# What do YOU think should be in a reference sheet?



## euthanizedCanine (May 19, 2016)

Plain and simple.
I'm redoing my reference sheet now for my fursona, and I'm kinda wondering... is all of this necessary? Do I add the likes/dislikes? Should I add his different expressions (angry/ashamed/sad/excited/etc) or is it overdoing it?
So why not ask the forums! What do YOU think is mandatory in a reference sheet? What bothers you in a reference sheet? 
I'll probably be reading all responses :b


----------



## Wither (May 19, 2016)

3 different dick angles

I personally love the sets of expressions on a character sheet. 

However, for the sake if using it fir others to draw? I don't believe it that necessary unless it's showing something you wouldn't normally see. Same with likes and dislikes. 

It depends on what you'll use it for. If it's solely for other artists to gain an understanding of your character's appearance, leave it simple. If it's for people to learn about your sona, throw in the additions.


----------



## Rhee (May 19, 2016)

3-4 views of the head two views of the body pawpads and wings if needed. Expressions are helpful when you're commissioning tags


----------



## euthanizedCanine (May 19, 2016)

Wither said:


> 3 different dick angles
> 
> I personally love the sets of expressions on a character sheet.
> 
> ...


I'll keep those in mind o: Thank youu!


Rhee said:


> 3-4 views of the head two views of the body pawpads and wings if needed. Expressions are helpful when you're commissioning tags



By two views of the body, you mean front and back, yeah?


----------



## Caraid (May 19, 2016)

From an artist's perspective - the essentials. I like a ref sheet that shows no more than what I need to know to be able to draw the character, which usually means a back and front view, a portrait, close-ups of important details and little to no text.

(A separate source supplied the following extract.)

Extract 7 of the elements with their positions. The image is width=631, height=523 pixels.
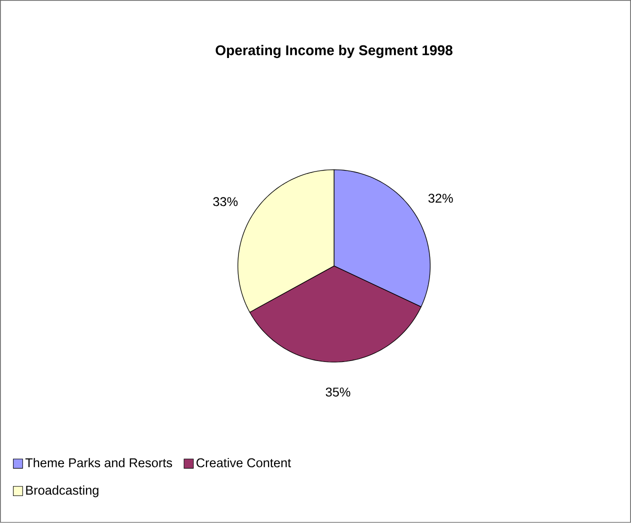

In fact, people generally do not like to read, and the more text you include on your ref sheet the less likely it is that anyone will read any of it. If you have to include some words because it is genuinely important information, include those but try to keep it to a minimum. More extensive descriptions can be written down elsewhere.


----------



## Rhee (May 19, 2016)

front to back and possible a profile view if you've got complex markings


----------



## AsheSkyler (May 19, 2016)

As an artist who's been in the same art exchange for a few years, what I want first and foremost is a turn-around. Just a front and back will do. And for any special details to be easy to see. In the case of fursonas, that usually means some complex markings, so some sort of naked version is good. Then either a textual overview either on the sheet or in the notes about some general stuff, like age, gender, and the usual stuff. If I'm in a trivia mood, it is pretty cool to see some different outfits, expressions, and other things you don't commonly find on character overviews.


----------